What happens when the children think that they’re smart? Obviously, they want to maintain their intelligence, they want to wear the ‘smarty pants’ crown always. Gradually, they grow to become averse to challenges, afraid of trying new things that will make them look ‘less smart’. They want to stay in that comfort zone of being a ‘smart’ kid for the adults & friends. In this case, mistakes become something horrible and fearful to them when instead, mistakes are huge stepping stones in the journey of learning. They slowly turn into a passive learner because they want to be our ‘smart kids’.
Change that. Make effective praises. Tell them they do fantastic jobs, show them what have they done well, praise their effort for being resilient, tell them their imagination is running wild, notice their creativity, etc, but don’t use that ‘S’ word when what it does is merely stopping them to grow active. If it confuses you, worry not. Let’s make it clearer of how we can provide positive feedback to our kids. There are 2 types of praises – descriptive and evaluative praises.
It helps our learners know exactly what they have done well and what they can improve. We value their effort, progress, details, and process and directly motivate their positive behaviors. They’ll be motivated to do/explore more, try different techniques to solve any challenges, turn weaknesses into strengths.

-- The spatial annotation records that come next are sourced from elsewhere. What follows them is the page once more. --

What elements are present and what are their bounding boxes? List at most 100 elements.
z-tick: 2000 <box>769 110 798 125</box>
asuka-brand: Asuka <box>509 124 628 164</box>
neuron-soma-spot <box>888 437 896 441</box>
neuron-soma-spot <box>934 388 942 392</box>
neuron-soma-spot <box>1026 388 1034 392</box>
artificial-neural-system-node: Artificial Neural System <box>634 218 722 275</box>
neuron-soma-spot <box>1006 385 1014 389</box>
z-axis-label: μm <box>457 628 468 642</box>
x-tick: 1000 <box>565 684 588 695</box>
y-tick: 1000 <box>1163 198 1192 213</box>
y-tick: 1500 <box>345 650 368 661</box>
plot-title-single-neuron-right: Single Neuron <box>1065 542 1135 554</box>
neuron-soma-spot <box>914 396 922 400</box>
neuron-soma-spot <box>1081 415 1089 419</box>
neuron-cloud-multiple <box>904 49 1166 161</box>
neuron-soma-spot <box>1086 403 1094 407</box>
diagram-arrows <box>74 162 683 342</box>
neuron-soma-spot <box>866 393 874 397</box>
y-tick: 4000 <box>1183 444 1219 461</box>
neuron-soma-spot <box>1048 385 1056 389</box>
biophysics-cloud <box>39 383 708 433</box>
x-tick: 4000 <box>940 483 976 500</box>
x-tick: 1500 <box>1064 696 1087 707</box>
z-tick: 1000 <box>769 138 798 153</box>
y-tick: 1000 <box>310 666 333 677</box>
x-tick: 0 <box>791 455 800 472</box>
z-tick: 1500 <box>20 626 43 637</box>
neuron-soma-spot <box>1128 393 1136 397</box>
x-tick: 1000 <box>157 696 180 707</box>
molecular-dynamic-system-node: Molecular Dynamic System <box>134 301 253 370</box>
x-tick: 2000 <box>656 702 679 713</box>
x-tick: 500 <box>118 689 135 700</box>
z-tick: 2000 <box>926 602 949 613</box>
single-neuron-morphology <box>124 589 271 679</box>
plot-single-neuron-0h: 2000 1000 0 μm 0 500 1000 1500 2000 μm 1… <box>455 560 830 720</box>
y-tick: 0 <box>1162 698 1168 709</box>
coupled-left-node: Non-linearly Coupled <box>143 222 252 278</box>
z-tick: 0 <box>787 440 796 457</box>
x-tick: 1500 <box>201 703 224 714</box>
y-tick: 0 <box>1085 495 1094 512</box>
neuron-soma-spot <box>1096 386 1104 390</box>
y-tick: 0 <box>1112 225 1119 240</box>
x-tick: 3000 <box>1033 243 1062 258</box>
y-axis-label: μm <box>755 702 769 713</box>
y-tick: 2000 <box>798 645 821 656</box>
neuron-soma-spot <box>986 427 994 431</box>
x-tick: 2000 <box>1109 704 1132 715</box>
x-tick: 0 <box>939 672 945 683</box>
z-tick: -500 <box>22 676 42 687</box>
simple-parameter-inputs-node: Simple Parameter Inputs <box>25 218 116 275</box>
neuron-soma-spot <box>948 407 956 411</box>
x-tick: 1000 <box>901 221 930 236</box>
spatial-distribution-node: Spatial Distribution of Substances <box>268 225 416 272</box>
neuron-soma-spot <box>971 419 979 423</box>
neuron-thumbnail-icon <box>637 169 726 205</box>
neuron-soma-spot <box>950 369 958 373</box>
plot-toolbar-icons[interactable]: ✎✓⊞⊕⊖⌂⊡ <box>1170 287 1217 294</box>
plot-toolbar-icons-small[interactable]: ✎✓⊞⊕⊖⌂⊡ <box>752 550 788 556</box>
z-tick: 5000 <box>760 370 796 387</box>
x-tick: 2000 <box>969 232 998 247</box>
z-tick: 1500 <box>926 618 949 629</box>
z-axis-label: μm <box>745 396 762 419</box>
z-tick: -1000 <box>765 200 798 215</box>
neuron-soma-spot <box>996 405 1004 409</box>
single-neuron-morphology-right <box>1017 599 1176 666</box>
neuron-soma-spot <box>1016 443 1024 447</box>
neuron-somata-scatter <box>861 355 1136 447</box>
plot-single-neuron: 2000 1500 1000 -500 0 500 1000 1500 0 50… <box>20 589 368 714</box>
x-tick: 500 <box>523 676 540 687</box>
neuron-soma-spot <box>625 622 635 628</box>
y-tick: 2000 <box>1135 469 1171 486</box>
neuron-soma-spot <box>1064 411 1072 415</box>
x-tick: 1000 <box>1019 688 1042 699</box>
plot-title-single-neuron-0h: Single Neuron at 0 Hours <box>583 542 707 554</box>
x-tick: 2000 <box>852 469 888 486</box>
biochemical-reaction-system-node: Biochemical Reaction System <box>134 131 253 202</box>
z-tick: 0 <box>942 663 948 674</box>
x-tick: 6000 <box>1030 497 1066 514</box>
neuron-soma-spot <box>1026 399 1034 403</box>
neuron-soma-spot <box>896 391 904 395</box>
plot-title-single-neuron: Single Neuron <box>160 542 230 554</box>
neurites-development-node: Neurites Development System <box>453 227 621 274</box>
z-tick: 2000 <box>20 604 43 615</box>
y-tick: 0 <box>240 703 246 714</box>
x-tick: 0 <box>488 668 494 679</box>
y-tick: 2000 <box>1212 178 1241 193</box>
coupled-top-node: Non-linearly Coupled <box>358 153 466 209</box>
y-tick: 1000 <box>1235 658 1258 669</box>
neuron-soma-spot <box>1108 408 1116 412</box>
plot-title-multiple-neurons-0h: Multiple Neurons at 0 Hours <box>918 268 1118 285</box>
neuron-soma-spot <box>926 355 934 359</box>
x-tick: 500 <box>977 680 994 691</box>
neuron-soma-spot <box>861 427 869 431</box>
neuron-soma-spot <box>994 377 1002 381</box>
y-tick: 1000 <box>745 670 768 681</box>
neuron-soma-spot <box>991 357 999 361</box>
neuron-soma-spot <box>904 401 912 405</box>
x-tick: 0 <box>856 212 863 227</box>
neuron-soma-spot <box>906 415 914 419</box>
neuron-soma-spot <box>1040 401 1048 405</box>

On the other hand, evaluative praises tell them nothing but our judgments about their work. It’s a summary of how they perform but that doesn’t convey guidance that learners can apply to help themselves improve. They’ll become dependent on all the ‘great job’, ‘well done’, ‘nice work’ in determining their self-worth. Imagine this, Debbie learned & played ‘Twinkle Twinkle Little Star’ for her mother. Her response was ‘I love it! Great song.’. She learned & played many other songs to impress the mother. Today she learned another song but the mother was busy on her phone while Debbie was playing the piano. Her response this time, when Debbie finished playing the song was ‘not bad. cute song.’ with less enthusiasm. She thought her mother got bored of her piano songs, so she’s not as motivated to learn new pieces anymore.